We saw folks with portable BBQ grill cooking their food beside their car in the nearly-empty parking lots. I can see the perks of visiting off-season. There is open spaces and room to enjoy the park. And the kids certainly didn\’t mind playing on the dunes in February!
The dunes closest to the road may have footprints from previous visitors. But if you walk further into the dunes, you\’ll be sure to find a pristine dune. These are the dunes you will want to photograph. The wind draws delicate lines and forms in the sand. If you are lucky, you may find a dune peak that shows the dramatic shadows of the dunes and sunshine. There were also plants found all around, and several of these made for beautiful contrast photos.
Be aware that bright sunshine will make it difficult to see the screen of your phone (or digital camera). If you are planning professional photography, bring shade gear that will allow you to view through the camera clearly. If you are using your mobile phone, bring your own shade. A regular umbrella won’t be enough; be sure to bring a sun blocking umbrella to help you in the bright sunshine.
Also: don’t forget to sign your name and year of your visit in the sand! Then take that photo for your album.
There are multiple hiking trails around the park, with markers indicating where the trail is located. As you enter the park and at the beginning of every trail you’ll find a large, dynamic sign warning you to pack water before you go hiking. There are several marked trails that you can take. Take the safety warning seriously, bring water, bring your cell, and tell others where you are going and when you leave.
Don’t underestimate how quickly you can become disoriented amongst the dunes. While we were casually strolling the dunes right by the road, we would turn around and find ourselves with zero visual references of our location – other than our own foot path trail. It was shockingly quick how fast we lost visual orientation amongst the hills.
Thankfully we had a solid memory of our orientation, our own footprints, and a short distance to walk before we found the road again. But if you go deeper into the park, you should plan and prepare in case you get lost.
If the winds kicked up while we were exploring, our own trail would be blown away in the winds.
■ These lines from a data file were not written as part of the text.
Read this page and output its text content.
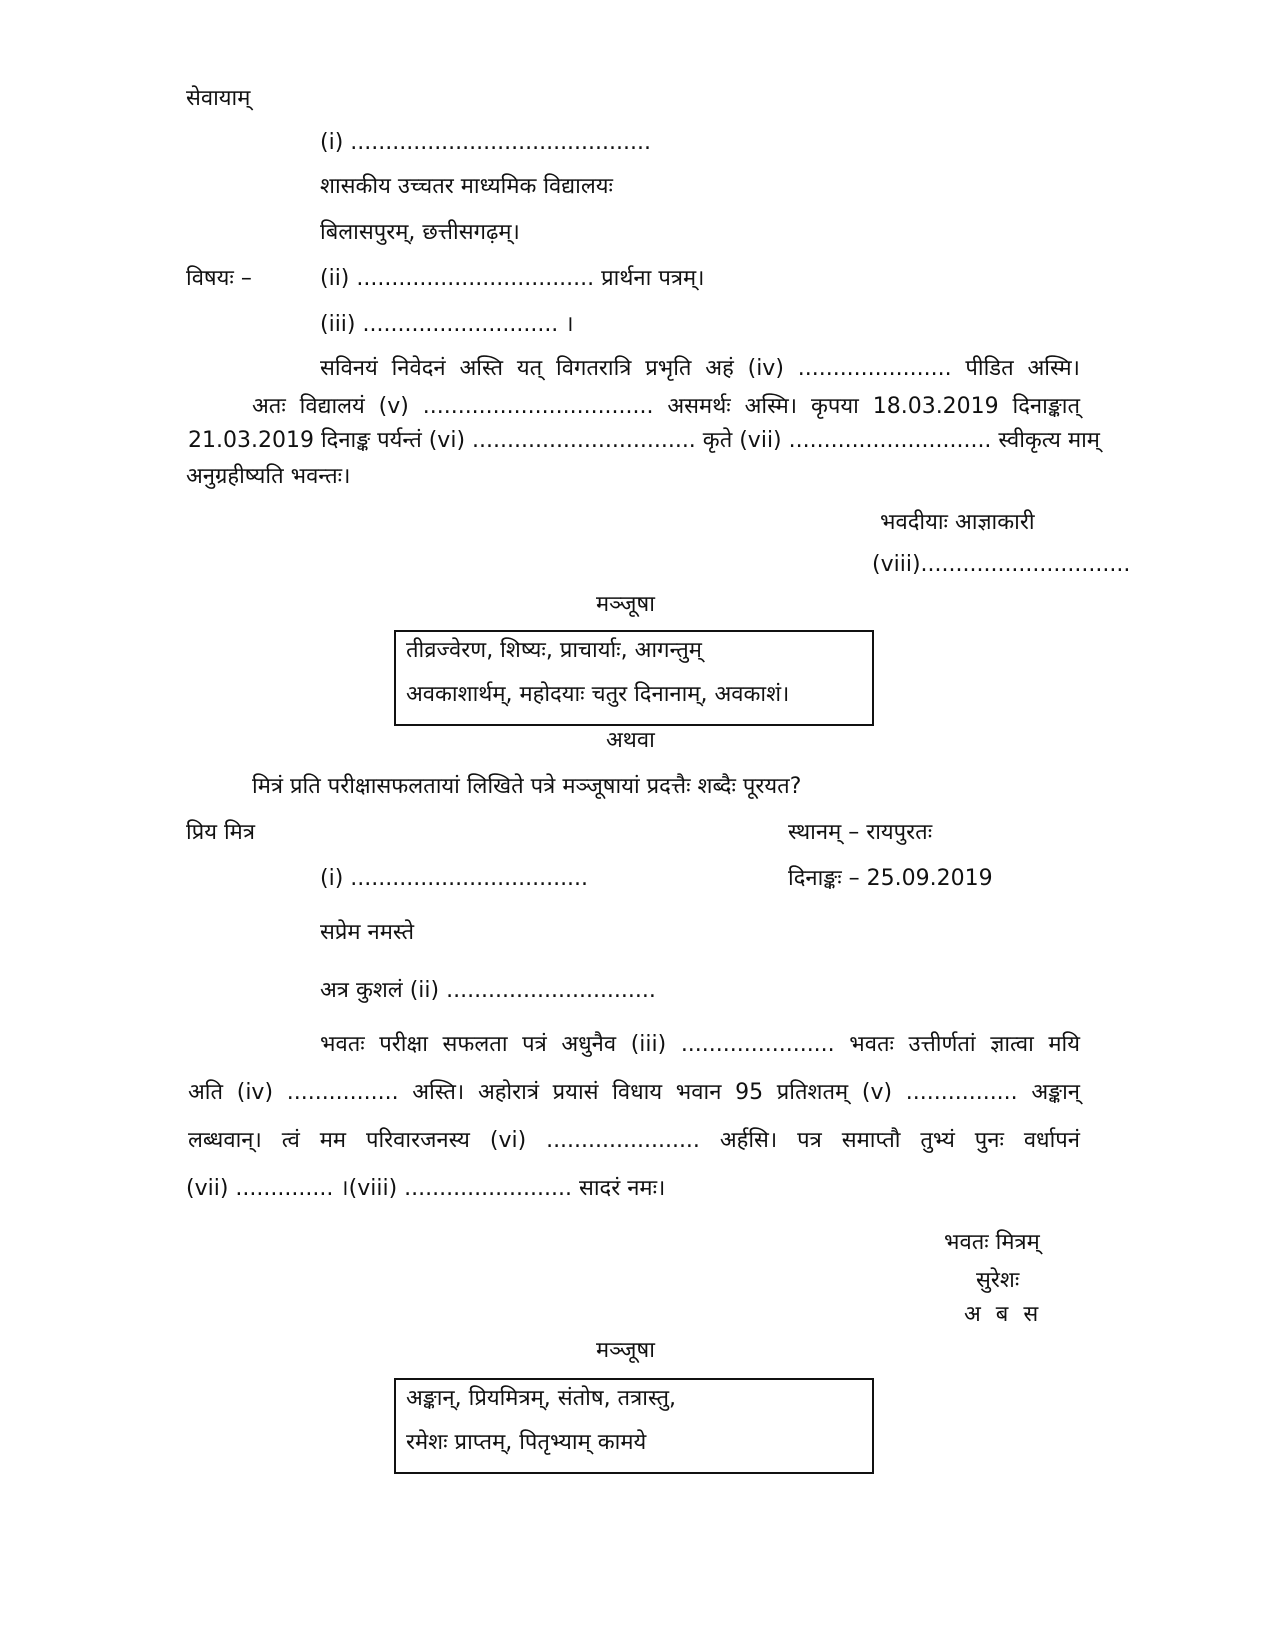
सेवायाम्
(i) ...........................................
शासकीय उच्चतर माध्यमिक विद्यालयः
बिलासपुरम्, छत्तीसगढ़म्।
विषयः –	(ii) .................................. प्रार्थना पत्रम्।
(iii) ............................ ।
सविनयं निवेदनं अस्ति यत् विगतरात्रि प्रभृति अहं (iv) ...................... पीडित अस्मि।
अतः विद्यालयं (v) ................................. असमर्थः अस्मि। कृपया 18.03.2019 दिनाङ्कात्
21.03.2019 दिनाङ्क पर्यन्तं (vi) ................................ कृते (vii) ............................. स्वीकृत्य माम्
अनुग्रहीष्यति भवन्तः।
भवदीयाः आज्ञाकारी
(viii)..............................
मञ्जूषा
तीव्रज्वेरण, शिष्यः, प्राचार्याः, आगन्तुम्
अवकाशार्थम्, महोदयाः चतुर दिनानाम्, अवकाशं।
अथवा
मित्रं प्रति परीक्षासफलतायां लिखिते पत्रे मञ्जूषायां प्रदत्तैः शब्दैः पूरयत?
प्रिय मित्र	स्थानम् – रायपुरतः
(i) ..................................	दिनाङ्कः – 25.09.2019
सप्रेम नमस्ते
अत्र कुशलं (ii) ..............................
भवतः परीक्षा सफलता पत्रं अधुनैव (iii) ...................... भवतः उत्तीर्णतां ज्ञात्वा मयि
अति (iv) ................ अस्ति। अहोरात्रं प्रयासं विधाय भवान 95 प्रतिशतम् (v) ................ अङ्कान्
लब्धवान्। त्वं मम परिवारजनस्य (vi) ...................... अर्हसि। पत्र समाप्तौ तुभ्यं पुनः वर्धापनं
(vii) .............. ।(viii) ........................ सादरं नमः।
भवतः मित्रम्
सुरेशः
अ ब स
मञ्जूषा
अङ्कान्, प्रियमित्रम्, संतोष, तत्रास्तु,
रमेशः प्राप्तम्, पितृभ्याम् कामये
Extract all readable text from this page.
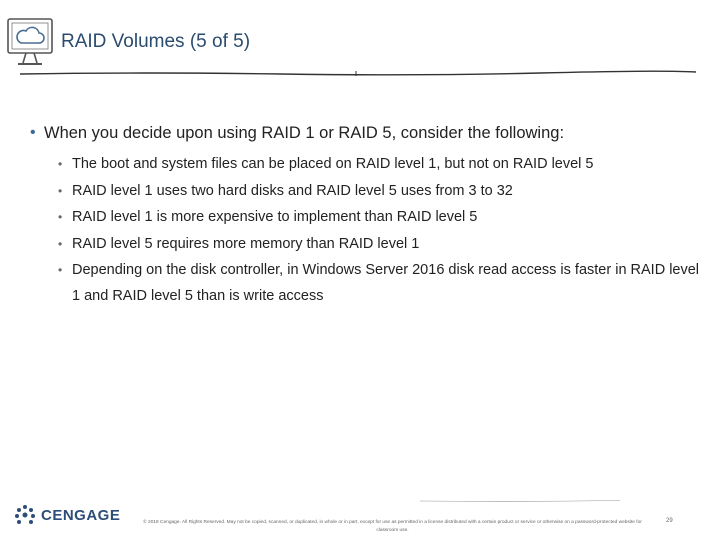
RAID Volumes (5 of 5)
• When you decide upon using RAID 1 or RAID 5, consider the following:
• The boot and system files can be placed on RAID level 1, but not on RAID level 5
• RAID level 1 uses two hard disks and RAID level 5 uses from 3 to 32
• RAID level 1 is more expensive to implement than RAID level 5
• RAID level 5 requires more memory than RAID level 1
• Depending on the disk controller, in Windows Server 2016 disk read access is faster in RAID level 1 and RAID level 5 than is write access
CENGAGE	© 2018 Cengage. All Rights Reserved. May not be copied, scanned, or duplicated, in whole or in part, except for use as permitted in a license distributed with a certain product or service or otherwise on a password-protected website for classroom use.
29
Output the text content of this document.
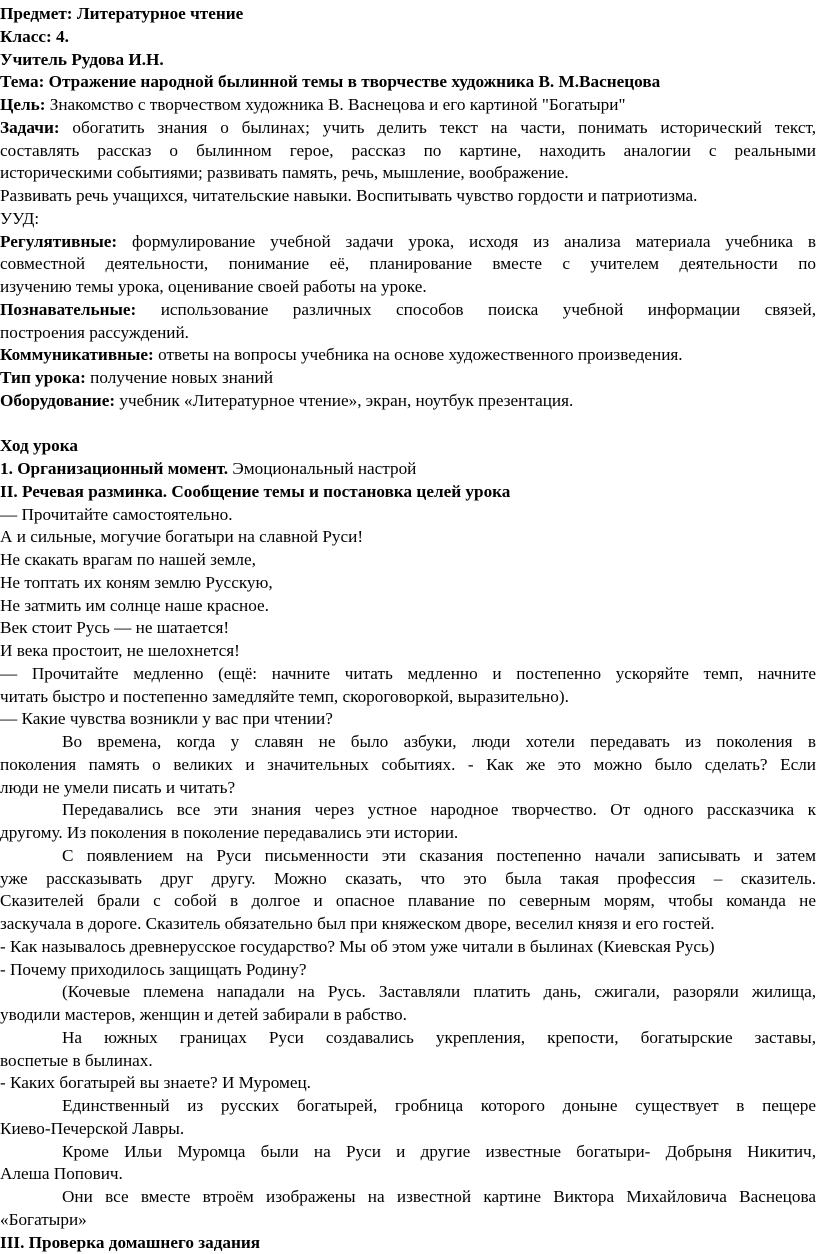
Предмет: Литературное чтение
Класс: 4.
Учитель Рудова И.Н.
Тема: Отражение народной былинной темы в творчестве художника В. М.Васнецова
Цель: Знакомство с творчеством художника В. Васнецова и его картиной "Богатыри"
Задачи: обогатить знания о былинах; учить делить текст на части, понимать исторический текст,
составлять рассказ о былинном герое, рассказ по картине, находить аналогии с реальными
историческими событиями; развивать память, речь, мышление, воображение.
Развивать речь учащихся, читательские навыки. Воспитывать чувство гордости и патриотизма.
УУД:
Регулятивные: формулирование учебной задачи урока, исходя из анализа материала учебника в
совместной деятельности, понимание её, планирование вместе с учителем деятельности по
изучению темы урока, оценивание своей работы на уроке.
Познавательные: использование различных способов поиска учебной информации связей,
построения рассуждений.
Коммуникативные: ответы на вопросы учебника на основе художественного произведения.
Тип урока: получение новых знаний
Оборудование: учебник «Литературное чтение», экран, ноутбук презентация.
Ход урока
1. Организационный момент. Эмоциональный настрой
II. Речевая разминка. Сообщение темы и постановка целей урока
— Прочитайте самостоятельно.
А и сильные, могучие богатыри на славной Руси!
Не скакать врагам по нашей земле,
Не топтать их коням землю Русскую,
Не затмить им солнце наше красное.
Век стоит Русь — не шатается!
И века простоит, не шелохнется!
— Прочитайте медленно (ещё: начните читать медленно и постепенно ускоряйте темп, начните
читать быстро и постепенно замедляйте темп, скороговоркой, выразительно).
— Какие чувства возникли у вас при чтении?
Во времена, когда у славян не было азбуки, люди хотели передавать из поколения в
поколения память о великих и значительных событиях. - Как же это можно было сделать? Если
люди не умели писать и читать?
Передавались все эти знания через устное народное творчество. От одного рассказчика к
другому. Из поколения в поколение передавались эти истории.
С появлением на Руси письменности эти сказания постепенно начали записывать и затем
уже рассказывать друг другу. Можно сказать, что это была такая профессия – сказитель.
Сказителей брали с собой в долгое и опасное плавание по северным морям, чтобы команда не
заскучала в дороге. Сказитель обязательно был при княжеском дворе, веселил князя и его гостей.
- Как называлось древнерусское государство? Мы об этом уже читали в былинах (Киевская Русь)
- Почему приходилось защищать Родину?
(Кочевые племена нападали на Русь. Заставляли платить дань, сжигали, разоряли жилища,
уводили мастеров, женщин и детей забирали в рабство.
На южных границах Руси создавались укрепления, крепости, богатырские заставы,
воспетые в былинах.
- Каких богатырей вы знаете? И Муромец.
Единственный из русских богатырей, гробница которого доныне существует в пещере
Киево-Печерской Лавры.
Кроме Ильи Муромца были на Руси и другие известные богатыри- Добрыня Никитич,
Алеша Попович.
Они все вместе втроём изображены на известной картине Виктора Михайловича Васнецова
«Богатыри»
III. Проверка домашнего задания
The gypsum road and some trails become hard-packed roads you can easily drive on. These are also very easy to bike on! When you first enter the park, there is an asphalt paved road. Shortly into the park, that road gives way to a hard-packed gypsum road you can drive on. You can see how plows have gone along the road and plowed the moving dunes from the road.
If these roads can tackle full sized RVs, you and your bike won\’t be a problem. I recommend trail bikes vs. speed bikes, you will need the traction if you go even a tiny bit off the road. You’ll be sharing the road with vehicle traffic, so use all regular safety measures.
Gear to Pack
- A sturdy daypack to carry your gear
- Good hiking boots and layers of clothing (SPF clothing as well)
- A larger water bottle, or more than one water bottle
- Polarized glasses designed for desert sun (above & below glare)
- A sun hat and sun protection, including lip balm
- Buff bandana, to protect against insects and wind
- Sweet and/or salty snacks
- Small first aid kit
- Lightweight flag/clothing (to wave if in distress)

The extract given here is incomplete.